世界最大の自動車市場である中国では近年、電気自動車(EV)やプラグインハイブリッド車(PHV)といった新エネルギー車(NEV)の普及が急ピッチで進んでいる。
たたき台の段階ながら、2035年までに新車販売の半分をNEVにするといった目標を打ち出しており、その勢いは増すばかりだ。
タクシーやバスといった公共車両でも中国の各都市が競ってEV化を進めている。
なかでも広東省深セン市はタクシーもバスも100%EV。深センは中国きっての「EV化の優等生」といえる。

◇公共車両で100%EVを達成した深セン市

 深センでは既に2017年末時点で市内の路線バス約1万6000台の100%EV化を達成している。
翌18年末には市内のタクシーのうち約2万1500台をEVとし、ほぼ100%のEV化を達した。

 中国政府は19年12月にエコカー普及戦略を発表し、35年に「公共分野の車を全面的に電動化する」と明記した。

 バスやタクシーなどが対象に含まれており、中国の各都市は目下、目標を達成すべく公共車両の電動化率をアップしようと奮闘中だ。
上海市では22年までにバスやタクシーなどの新規車両を全てEVにするとしている。

 そんな他都市を尻目に早々とEV化を達成した深センでは、既に次なる取り組みが始まっている。

◇自動運転のEVバスも試験を開始

 昨年10月には同市北東部の坪山区の一部区間で、「熊猫公交(パンダバス)」と名付けられた自動運転の実証実験を行うEVバスの運行が始まった。
パンダバスは人工知能(AI)を搭載しており、一定の条件下で完全に自動化する自動運転技術「レベル4」を使って12キロメートルの区間を45分かけて走る。全行程が自動運転だ。

 車体には高性能精密センサーが搭載されており、路面状況、周辺の車両、歩行者、動物などを識別できる。
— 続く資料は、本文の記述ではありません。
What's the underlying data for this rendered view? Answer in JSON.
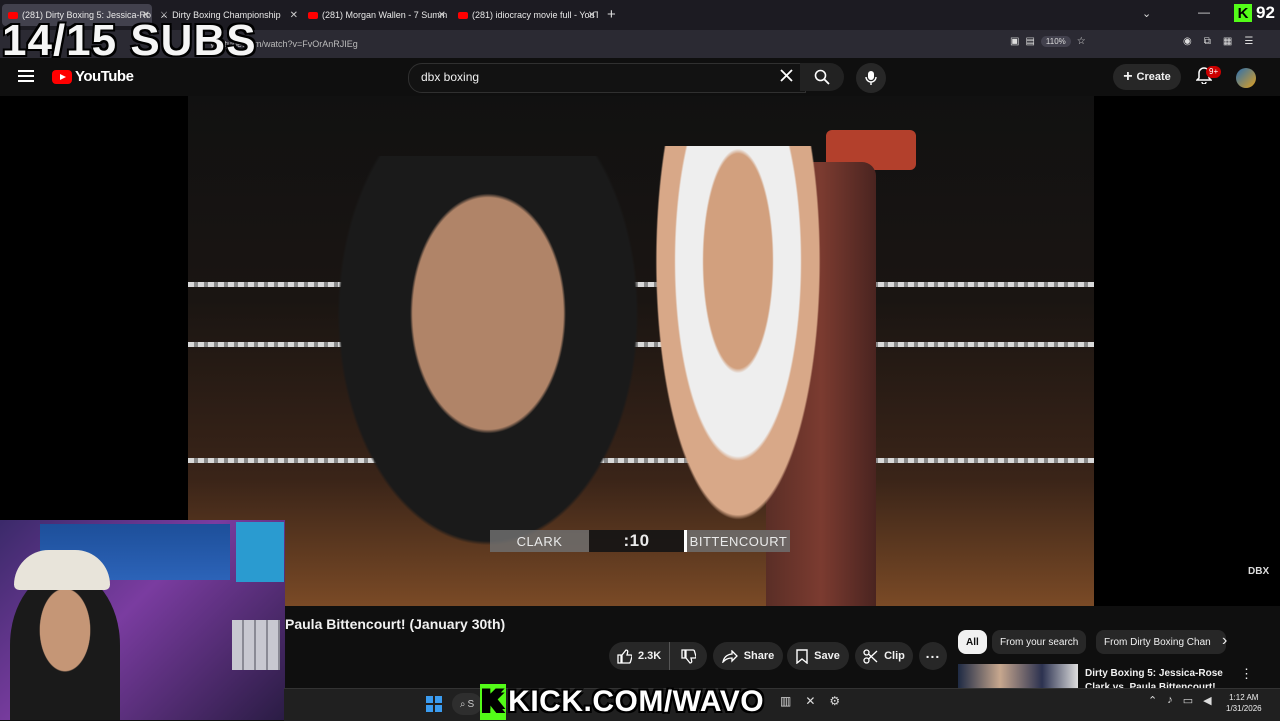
{
  "browser": {
    "tabs": [
      {
        "label": "(281) Dirty Boxing 5: Jessica-Ro",
        "active": true
      },
      {
        "label": "Dirty Boxing Championship"
      },
      {
        "label": "(281) Morgan Wallen - 7 Summ"
      },
      {
        "label": "(281) idiocracy movie full - YouT"
      }
    ],
    "new_tab": "+",
    "url": "youtube.com/watch?v=FvOrAnRJIEg",
    "zoom": "110%"
  },
  "overlay": {
    "subs_text": "14/15 SUBS",
    "kick_count": "92",
    "kick_k": "K",
    "kick_url": "KICK.COM/WAVO"
  },
  "youtube": {
    "logo_text": "YouTube",
    "search_query": "dbx boxing",
    "create_label": "Create",
    "notification_count": "9+"
  },
  "video": {
    "scorebug": {
      "left_name": "CLARK",
      "clock": ":10",
      "right_name": "BITTENCOURT"
    },
    "watermark": "DBX",
    "title": "Paula Bittencourt! (January 30th)"
  },
  "actions": {
    "like_count": "2.3K",
    "share_label": "Share",
    "save_label": "Save",
    "clip_label": "Clip",
    "more_label": "..."
  },
  "chips": [
    {
      "label": "All",
      "selected": true
    },
    {
      "label": "From your search"
    },
    {
      "label": "From Dirty Boxing Chan"
    }
  ],
  "recommendation": {
    "title": "Dirty Boxing 5: Jessica-Rose Clark vs. Paula Bittencourt!"
  },
  "taskbar": {
    "search_label": "S",
    "clock_time": "1:12 AM",
    "clock_date": "1/31/2026"
  },
  "colors": {
    "youtube_red": "#ff0000",
    "kick_green": "#53fc18",
    "background": "#0f0f0f"
  },
  "icons": [
    "menu-icon",
    "search-icon",
    "mic-icon",
    "clear-icon",
    "bell-icon",
    "like-icon",
    "dislike-icon",
    "share-icon",
    "save-icon",
    "clip-icon",
    "more-icon",
    "windows-icon",
    "chevron-right-icon"
  ]
}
「ITの都」と称される深センでは、タクシーやバスといった分野でも、全国に先駆けて先端技術の導入が進んでいるのだ。

◇領収書の電子発行も開始

 このほかにも、19年3月には市内のタクシーや地下鉄で全国初となる「発票」(領収書に相当)の電子発行を始めた。

 この電子領収書はブロックチェーン(分散型台帳技術)を活用しており、スマートフォンのアプリを使って簡単に発行でき、ペーパレス化を推し進めた。

◇路線バスでは5Gサービスも開始

 中国では19年11月に第5世代(5G)移動通信システムの通信サービスが本格的に開始されたが、
それに先立つ同年8月、深センでは全国に先駆けて一部の路線バスで5Gサービスへの対応を始めている。

 深センはEV化の優等生に加え、IT化の優等生でもあるのだ。

◇深センの人口は東京と同じ1300万人

 深センの人口は19年末時点で1343万8800人。東京都とほぼ同規模の大都市だ。
1日当たりの公共交通機関の利用者は延べ1105万人に達し、このうち路線バスは325万人、タクシーは114万人に上る。

 EVバスやEVタクシーはこうした利用者の足として活躍している。